Rice vinegar

Saturday, April 6, 2013 0 comments
rice-vinegar
Rice vinegar is a vinegar made from fermented rice or rice wine in China, Japan, Korea, Indonesia and Vietnam.
White rice vinegar is a colourless to pale yellow liquid, higher in acetic acid than other Chinese vinegars, but still less acidic and milder in flavour than Western vinegars.
Black rice vinegar is very popular in southern China. Chinkiang Vinegar, which originated in the city of Zhenjiang in the eastern coastal province of Jiangsu, is considered the best of the black rice vinegars.
Normally black rice vinegar is made with black glutinous rice (also called "sweet rice"), although millet or sorghum may be used instead. It is dark in colour, and has a deep, almost smoky flavour. In addition to Zhenjiang, it is also produced in Hong Kong.

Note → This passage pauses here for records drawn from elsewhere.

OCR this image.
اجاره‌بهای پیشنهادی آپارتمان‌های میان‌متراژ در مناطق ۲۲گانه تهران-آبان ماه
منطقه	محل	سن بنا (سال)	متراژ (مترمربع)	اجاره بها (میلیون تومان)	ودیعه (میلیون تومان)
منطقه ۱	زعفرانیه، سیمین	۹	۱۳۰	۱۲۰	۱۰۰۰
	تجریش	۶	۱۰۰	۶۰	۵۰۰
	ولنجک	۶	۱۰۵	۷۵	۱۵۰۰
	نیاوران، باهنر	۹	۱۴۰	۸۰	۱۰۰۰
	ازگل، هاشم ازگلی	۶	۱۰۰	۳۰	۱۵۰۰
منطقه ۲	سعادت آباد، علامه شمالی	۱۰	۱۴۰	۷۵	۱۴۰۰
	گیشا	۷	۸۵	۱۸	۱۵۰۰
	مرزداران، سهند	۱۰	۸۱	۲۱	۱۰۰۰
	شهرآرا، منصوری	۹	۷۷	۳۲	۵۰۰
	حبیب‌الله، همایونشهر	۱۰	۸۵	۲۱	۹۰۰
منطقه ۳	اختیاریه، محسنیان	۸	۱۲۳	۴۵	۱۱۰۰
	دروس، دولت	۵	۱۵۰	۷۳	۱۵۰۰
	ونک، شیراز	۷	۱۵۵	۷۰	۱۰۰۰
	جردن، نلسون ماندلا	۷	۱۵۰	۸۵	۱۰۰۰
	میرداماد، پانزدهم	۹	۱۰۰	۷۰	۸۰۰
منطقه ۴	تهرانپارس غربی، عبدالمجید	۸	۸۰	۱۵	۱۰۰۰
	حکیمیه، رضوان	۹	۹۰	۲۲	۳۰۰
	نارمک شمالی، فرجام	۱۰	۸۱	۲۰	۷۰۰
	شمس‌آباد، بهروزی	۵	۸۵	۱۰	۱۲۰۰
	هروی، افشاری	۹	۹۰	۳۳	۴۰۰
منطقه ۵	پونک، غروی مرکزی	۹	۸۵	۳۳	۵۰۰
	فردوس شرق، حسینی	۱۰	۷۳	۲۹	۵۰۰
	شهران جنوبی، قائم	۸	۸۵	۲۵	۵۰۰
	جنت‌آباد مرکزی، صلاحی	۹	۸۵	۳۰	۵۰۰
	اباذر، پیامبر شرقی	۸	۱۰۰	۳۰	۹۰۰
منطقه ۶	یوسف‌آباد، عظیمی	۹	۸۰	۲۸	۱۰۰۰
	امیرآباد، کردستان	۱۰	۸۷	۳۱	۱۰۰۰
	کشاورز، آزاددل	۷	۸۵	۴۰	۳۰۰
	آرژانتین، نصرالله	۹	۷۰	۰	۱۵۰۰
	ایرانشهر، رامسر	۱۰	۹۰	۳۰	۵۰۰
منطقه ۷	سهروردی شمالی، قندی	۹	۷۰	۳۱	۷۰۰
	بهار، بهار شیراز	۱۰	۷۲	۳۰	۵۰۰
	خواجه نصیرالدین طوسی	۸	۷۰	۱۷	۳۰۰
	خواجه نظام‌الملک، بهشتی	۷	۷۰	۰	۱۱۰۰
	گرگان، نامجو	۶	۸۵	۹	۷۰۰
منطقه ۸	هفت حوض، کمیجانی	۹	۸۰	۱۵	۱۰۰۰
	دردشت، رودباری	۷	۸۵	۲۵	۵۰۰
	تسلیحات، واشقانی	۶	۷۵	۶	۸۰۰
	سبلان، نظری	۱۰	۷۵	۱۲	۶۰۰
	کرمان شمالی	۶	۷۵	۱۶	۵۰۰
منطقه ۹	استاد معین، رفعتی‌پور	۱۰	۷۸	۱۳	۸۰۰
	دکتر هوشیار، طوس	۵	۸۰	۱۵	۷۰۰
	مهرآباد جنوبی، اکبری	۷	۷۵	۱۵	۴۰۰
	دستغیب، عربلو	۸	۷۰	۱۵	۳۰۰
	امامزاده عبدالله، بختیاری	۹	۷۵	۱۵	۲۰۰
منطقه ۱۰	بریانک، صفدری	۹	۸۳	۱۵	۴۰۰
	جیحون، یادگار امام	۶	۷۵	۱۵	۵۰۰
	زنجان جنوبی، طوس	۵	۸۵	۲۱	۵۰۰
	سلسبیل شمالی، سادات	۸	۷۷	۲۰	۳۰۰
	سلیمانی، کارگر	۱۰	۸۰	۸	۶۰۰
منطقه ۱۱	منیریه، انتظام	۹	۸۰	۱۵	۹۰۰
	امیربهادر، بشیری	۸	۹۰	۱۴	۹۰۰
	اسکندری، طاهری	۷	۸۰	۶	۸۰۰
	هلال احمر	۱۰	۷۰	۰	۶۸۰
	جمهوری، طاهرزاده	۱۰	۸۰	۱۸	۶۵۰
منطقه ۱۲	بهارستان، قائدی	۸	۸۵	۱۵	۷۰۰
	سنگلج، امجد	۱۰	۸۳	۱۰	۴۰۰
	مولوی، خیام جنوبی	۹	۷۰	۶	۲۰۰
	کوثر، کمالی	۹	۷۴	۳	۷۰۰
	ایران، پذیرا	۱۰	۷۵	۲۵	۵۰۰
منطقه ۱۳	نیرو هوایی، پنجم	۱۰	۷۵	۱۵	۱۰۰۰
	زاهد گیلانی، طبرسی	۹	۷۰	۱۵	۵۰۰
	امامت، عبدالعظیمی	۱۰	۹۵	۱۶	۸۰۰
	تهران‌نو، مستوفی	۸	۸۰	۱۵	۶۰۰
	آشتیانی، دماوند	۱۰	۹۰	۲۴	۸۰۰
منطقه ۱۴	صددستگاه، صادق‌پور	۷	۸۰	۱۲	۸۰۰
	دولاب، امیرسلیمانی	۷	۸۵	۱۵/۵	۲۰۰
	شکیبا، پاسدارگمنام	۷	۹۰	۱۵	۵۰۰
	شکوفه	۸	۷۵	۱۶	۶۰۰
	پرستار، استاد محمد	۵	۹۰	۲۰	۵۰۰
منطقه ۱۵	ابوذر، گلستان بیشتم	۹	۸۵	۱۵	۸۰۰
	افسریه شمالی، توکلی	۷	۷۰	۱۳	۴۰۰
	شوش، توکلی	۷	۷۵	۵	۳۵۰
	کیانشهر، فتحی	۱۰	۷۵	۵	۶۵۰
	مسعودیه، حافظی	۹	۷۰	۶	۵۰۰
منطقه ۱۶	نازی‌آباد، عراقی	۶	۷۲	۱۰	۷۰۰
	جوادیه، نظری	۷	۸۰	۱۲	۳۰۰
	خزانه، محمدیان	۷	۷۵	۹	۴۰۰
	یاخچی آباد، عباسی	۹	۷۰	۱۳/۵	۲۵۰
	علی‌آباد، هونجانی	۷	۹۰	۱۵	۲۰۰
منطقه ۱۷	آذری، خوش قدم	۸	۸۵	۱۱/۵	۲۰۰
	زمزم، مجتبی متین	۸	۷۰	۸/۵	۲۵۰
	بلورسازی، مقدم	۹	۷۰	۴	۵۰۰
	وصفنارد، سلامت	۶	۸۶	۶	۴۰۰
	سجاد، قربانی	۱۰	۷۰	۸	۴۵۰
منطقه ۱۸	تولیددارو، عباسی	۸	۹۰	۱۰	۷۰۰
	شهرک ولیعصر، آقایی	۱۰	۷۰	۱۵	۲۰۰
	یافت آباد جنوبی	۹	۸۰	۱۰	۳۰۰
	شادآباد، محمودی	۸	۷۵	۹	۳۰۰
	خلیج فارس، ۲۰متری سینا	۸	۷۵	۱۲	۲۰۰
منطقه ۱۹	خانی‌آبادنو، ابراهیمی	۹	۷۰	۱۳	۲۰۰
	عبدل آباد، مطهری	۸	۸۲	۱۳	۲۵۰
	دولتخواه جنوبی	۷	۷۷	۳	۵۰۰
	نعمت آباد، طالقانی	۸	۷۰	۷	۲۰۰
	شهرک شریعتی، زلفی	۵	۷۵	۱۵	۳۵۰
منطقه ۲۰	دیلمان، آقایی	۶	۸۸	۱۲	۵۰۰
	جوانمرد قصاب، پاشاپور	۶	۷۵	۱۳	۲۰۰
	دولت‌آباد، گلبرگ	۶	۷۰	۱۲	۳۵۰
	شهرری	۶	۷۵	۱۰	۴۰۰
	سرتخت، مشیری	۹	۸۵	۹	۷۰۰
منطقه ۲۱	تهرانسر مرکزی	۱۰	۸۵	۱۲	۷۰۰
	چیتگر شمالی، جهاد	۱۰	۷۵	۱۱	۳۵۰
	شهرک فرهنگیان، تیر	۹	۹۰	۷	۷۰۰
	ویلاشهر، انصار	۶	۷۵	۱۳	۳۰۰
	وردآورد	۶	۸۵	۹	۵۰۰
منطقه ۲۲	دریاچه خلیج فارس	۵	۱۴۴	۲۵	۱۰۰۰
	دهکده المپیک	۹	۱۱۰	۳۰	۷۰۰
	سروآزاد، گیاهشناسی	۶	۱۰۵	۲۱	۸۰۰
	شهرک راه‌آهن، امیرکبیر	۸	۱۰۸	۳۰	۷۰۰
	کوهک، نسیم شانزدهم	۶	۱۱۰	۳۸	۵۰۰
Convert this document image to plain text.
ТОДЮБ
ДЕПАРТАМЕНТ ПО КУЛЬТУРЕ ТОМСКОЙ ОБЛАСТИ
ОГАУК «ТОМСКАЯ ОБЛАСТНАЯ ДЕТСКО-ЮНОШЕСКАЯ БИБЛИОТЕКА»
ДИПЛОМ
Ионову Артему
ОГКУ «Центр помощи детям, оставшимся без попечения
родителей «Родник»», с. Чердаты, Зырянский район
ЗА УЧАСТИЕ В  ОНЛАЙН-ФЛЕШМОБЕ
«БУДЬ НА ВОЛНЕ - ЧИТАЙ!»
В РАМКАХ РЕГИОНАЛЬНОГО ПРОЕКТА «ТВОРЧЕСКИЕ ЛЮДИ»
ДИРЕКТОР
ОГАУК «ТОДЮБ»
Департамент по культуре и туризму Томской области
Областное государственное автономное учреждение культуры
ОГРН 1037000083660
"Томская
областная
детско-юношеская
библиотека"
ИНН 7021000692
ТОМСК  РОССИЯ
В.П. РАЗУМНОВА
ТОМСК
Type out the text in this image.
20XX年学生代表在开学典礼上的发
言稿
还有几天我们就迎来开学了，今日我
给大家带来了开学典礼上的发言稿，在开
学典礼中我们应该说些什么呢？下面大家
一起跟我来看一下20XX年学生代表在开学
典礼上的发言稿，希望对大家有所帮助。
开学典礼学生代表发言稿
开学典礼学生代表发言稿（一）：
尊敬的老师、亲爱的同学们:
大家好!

Red rice vinegar is darker than white rice vinegar, and more pale than black rice vinegar, with a distinctive red colour from Red yeast rice, which is cultivated with the mold Monascus purpureus. This vinegar has a distinctive flavour of its own due to the red mold.
In Chinese cookbooks, ½ tablespoon of Western distilled white vinegar is stated to be equivalent in strength to 1 tablespoon Chinkiang vinegar, and recipes which call for 4 teaspoons of red rice vinegar could be substituted with only 3 teaspoons of white vinegar.